Manter uma revista no ar é uma arte

Em parte exercida espontânea e livremente

Parte também deliberadamente e com propósito

Abrir espaço para a vida é uma das intenções primordiais

Quem sabe seja a única e principal

O que mais vale a não ser o viver?

Que seja justo e prazeroso

Belo e amoroso

Dizer muito com poucas palavras

Habilitar o exercício cotidiano da confiança e o convívio

Aprender sempre!

 

Humanidade a gente vê por aqui

Desde o começo, temos nos focalizado e mantido este centramento, esta prioridade, no humano. O que é o humano?

Este direcionamento da nossa parte, têm demandado esforços no sentido da redemocratização do país.

No breve lapso destes meses de respiro, a partir da posse de Lula-Alckmin em janeiro deste ano, muita coisa aconteceu.

A necessidade de mantermos as condições de vida em um modo aceitável, obriga a uma atenção ao que é mais valioso.

A preservação da vida. O amor como sustentação do existir. O cuidado com as pessoas, especialmente as mais vulneráveis.

A perspectiva do tempo nos situa naquilo que não morre. Aquilo que permanece e dá sentido ao dia a dia.

Um olhar retrospectivo repõe a unidade do viver. A costura da sequência da existência desde a nascença até hoje, apontando para um amanhã que agora nos parece de novo venturoso.

A restauração da esperança, a força do trabalho como única fonte legítima da riqueza, a comunidade como espaço da felicidade.

Estas simples anotações pretendem apenas restabelecer o eixo do fundamental, constantemente desafiado pelas forças que se opõem ao amor.

 

 

Venho à poesia e à literatura

Uma e outra vez

Como as ondas do mar

Recorrentemente como o sol e as estrelas

Venho à poesia e à literatura

Volto à beleza e à cor

Me alimento do que é eterno

Recarrego as minhas baterias

Nesse manancial contíguo e interno

Ali me nutro, me aquieto, me fortaleço.

Não apenas percorro novamente

Incessantemente

O lugar a que pertenço

Sumo nessas paragens

Me interno nessas paisagens

Tenho o meu ser profundo de volta

Inteiro e integrado

Invencível e imóvel

No meio às flutuações do tempo.

Aquilo que não me pertence, desaparece

Se desvanece o que não é meu.

E fica apenas o meu ser inteiro

Contínuo e fugaz

Eterno e invencível

Na terra sem tempo

A que pertenço.

Aqui resplandeço

Apareço

Me enraízo e me tranquilizo.

Não preciso carregar o mundo nas costas

Descanso

Me trato melhor.

Meu lado maior está aqui

Ou tende a vir para cá.

Lá e cá.
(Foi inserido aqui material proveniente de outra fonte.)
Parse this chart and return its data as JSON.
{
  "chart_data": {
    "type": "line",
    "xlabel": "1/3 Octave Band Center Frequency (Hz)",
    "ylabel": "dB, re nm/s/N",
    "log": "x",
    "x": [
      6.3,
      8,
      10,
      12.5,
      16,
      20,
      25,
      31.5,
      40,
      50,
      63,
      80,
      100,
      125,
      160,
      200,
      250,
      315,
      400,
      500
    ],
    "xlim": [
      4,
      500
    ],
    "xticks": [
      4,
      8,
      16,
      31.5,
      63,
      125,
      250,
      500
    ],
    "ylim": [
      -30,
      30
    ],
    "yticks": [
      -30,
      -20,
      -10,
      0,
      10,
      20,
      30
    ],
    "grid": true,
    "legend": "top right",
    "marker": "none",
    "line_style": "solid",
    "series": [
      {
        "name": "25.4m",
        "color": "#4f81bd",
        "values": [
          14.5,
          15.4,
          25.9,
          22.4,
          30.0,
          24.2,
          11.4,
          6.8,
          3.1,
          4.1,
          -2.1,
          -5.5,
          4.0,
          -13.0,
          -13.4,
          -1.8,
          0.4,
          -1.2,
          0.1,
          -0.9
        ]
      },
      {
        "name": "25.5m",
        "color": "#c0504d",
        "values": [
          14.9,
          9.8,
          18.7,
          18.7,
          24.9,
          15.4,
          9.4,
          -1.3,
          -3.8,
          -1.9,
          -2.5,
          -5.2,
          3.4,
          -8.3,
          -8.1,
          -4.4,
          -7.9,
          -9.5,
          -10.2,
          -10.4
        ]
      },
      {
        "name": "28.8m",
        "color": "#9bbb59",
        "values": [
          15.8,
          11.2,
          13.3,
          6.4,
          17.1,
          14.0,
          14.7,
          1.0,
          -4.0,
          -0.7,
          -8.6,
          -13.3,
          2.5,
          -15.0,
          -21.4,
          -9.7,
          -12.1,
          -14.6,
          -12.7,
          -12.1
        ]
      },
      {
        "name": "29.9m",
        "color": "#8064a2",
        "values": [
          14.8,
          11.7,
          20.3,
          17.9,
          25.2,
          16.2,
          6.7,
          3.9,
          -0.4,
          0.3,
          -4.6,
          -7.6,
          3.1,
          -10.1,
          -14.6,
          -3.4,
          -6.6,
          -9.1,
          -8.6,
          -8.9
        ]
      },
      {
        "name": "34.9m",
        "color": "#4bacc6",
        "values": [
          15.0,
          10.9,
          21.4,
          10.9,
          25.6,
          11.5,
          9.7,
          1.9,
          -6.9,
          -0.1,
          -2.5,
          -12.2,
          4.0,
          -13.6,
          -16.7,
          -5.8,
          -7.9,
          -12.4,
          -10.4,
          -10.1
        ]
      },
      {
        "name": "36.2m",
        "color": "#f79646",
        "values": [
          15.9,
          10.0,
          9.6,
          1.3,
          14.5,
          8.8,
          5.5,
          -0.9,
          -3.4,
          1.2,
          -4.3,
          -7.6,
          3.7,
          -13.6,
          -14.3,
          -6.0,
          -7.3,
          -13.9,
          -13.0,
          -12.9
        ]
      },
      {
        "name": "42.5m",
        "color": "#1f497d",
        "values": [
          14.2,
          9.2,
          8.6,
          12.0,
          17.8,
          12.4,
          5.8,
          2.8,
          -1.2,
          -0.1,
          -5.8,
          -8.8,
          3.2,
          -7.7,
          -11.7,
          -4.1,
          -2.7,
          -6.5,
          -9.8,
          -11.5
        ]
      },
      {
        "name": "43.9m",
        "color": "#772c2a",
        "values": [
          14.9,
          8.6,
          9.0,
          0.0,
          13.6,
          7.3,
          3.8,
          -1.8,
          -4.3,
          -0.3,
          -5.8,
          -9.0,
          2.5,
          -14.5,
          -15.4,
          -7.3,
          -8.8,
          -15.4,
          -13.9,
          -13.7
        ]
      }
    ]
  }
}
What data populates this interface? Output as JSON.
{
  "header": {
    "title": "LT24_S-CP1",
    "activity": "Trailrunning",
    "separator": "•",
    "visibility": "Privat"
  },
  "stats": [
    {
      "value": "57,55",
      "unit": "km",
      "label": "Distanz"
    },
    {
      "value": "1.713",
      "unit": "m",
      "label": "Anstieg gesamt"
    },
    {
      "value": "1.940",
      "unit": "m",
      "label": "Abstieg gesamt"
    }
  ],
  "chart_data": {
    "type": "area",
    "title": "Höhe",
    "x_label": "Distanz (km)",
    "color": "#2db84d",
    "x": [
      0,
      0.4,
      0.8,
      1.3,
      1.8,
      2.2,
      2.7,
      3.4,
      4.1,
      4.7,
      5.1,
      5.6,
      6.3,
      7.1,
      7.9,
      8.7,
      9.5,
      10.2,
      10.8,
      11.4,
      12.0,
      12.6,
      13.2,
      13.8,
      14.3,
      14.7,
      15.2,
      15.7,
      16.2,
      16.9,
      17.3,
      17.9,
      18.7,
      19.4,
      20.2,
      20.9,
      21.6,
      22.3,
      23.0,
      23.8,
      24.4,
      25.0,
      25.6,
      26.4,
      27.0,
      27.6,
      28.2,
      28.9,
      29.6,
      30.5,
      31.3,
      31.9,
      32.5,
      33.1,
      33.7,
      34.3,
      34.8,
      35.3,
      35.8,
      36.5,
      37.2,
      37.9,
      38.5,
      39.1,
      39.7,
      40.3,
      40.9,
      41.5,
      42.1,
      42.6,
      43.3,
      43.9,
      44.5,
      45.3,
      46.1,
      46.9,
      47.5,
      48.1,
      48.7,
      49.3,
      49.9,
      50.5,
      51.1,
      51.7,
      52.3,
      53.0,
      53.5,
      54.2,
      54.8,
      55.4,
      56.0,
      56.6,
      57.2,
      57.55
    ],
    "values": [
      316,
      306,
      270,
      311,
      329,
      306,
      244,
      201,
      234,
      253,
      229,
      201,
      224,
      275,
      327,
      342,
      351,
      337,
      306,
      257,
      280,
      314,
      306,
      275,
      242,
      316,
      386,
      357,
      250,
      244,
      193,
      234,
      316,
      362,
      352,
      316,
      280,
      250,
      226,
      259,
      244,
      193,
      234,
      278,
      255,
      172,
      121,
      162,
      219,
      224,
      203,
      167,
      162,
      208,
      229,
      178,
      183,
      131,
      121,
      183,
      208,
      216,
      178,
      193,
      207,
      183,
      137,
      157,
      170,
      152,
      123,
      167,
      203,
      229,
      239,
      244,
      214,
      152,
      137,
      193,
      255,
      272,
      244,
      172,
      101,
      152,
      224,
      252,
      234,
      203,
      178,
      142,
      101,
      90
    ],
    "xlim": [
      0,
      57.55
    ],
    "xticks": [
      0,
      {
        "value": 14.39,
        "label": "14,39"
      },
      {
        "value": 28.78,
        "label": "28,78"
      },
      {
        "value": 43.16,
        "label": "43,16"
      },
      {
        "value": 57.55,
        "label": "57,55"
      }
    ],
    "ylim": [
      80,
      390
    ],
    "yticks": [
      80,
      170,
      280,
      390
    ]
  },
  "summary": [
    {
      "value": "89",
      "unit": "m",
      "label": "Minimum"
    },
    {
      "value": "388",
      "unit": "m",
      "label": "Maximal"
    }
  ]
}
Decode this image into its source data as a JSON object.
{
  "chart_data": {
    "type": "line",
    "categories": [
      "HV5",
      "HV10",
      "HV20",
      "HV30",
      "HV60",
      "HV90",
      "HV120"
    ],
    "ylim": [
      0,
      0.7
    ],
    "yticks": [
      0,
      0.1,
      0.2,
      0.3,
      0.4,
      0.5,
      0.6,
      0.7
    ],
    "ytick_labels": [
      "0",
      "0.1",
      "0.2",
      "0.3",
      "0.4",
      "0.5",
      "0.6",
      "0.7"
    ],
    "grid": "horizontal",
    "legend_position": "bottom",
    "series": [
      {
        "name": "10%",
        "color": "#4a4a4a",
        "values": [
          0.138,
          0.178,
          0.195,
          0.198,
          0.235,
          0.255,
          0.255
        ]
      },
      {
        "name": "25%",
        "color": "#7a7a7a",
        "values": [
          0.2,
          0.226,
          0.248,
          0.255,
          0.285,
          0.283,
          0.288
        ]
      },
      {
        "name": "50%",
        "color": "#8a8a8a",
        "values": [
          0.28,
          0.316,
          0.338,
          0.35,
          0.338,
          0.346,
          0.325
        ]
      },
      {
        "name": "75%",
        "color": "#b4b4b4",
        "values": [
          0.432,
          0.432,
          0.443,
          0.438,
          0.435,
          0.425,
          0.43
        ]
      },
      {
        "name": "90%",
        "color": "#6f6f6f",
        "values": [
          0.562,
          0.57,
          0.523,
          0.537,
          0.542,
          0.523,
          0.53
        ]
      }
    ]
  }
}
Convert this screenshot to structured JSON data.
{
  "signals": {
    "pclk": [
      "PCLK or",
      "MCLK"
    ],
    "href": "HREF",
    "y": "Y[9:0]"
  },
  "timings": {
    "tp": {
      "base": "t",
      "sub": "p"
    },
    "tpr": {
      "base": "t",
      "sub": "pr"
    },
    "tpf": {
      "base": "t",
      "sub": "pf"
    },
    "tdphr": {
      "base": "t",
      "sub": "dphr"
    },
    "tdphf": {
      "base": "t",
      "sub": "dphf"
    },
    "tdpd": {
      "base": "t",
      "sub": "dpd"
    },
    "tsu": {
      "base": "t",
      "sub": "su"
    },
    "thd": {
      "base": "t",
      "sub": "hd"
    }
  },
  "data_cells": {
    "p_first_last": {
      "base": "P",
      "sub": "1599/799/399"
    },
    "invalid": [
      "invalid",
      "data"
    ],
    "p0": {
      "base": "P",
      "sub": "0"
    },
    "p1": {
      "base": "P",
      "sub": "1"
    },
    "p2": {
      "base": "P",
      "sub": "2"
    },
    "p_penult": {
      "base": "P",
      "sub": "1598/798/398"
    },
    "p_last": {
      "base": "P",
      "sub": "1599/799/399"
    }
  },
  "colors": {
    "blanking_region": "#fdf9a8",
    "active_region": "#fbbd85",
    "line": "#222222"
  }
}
Isto e aquilo.

“Os místicos da pessoa a interiorizam, os políticos da pessoa a exteriorizam, mas a pessoa é um ir e vir” (Emmanuel Mounier, O personalismo)

Desde o tempo em que publiquei por primeira vez em Consciência, bem lá nos comecinhos desta revista, Gustavo Barreto* começou a se perfilar como um amigo. Um aliado. Alguém com quem algo de muito bom estava acontecendo.

Ver os meus textos apreciados e publicados, foi se tornando uma alavanca que ia me tirando do poço. Eu ia saindo da depressão. Leitoras e leitores liam meus textos e comentavam, geralmente positivamente. Tanto que uma leitora tomou a liberdade de encadernar vários dos meus escritos e me enviar por correio, com capa dura. Belo gesto.

Assim nasceu meu livro Resurrección. Digo estas coisas para frisar a escrita como um lugar de fazer juntos, juntas. Construção. Eu sou o que escrevo. Sou o que leio e li. Me leio em mim e na escrita do mundo. A partir do momento em que comecei a ter uma consciência clara deste fato, fiquei mais tranquilo e em paz.

Não é apenas algo que faço, mas sim algo no qual me faço. Me construo, me refaço, me conecto com as pessoas e comigo mesmo. Enquanto professor, estimulava minhas alunas e alunos para que escrevessem. Escrevam, não deixem de escrever. As palavras são espelhos, me vejo e outras pessoas nelas se veem também.

São pontes, estradas, caminhos, janelas. O tempo passou, muito tempo, na verdade. Estou perto de entrar na sétima edição. Muita cousa mudou nestes anos. Muita mesmo. A vida se integrou mais, tecnologicamente. O mundo se costurou mais, nos aproximamos mais umas das outras, uns dos outros. Esta proximidade continua a ser um desafio.

Como é habitar esta cidade unificada, programada talvez demais? Tenho que lhes deixar, já que o dia está indo e eu também preciso ir. Mais tarde ou numa hora, tá? É isto. Fui alguém feito em boa medida em revistas. América Latina, Cristianismo y Revolución, PinUp, JV, Estrella Roja. A vida passava por aí.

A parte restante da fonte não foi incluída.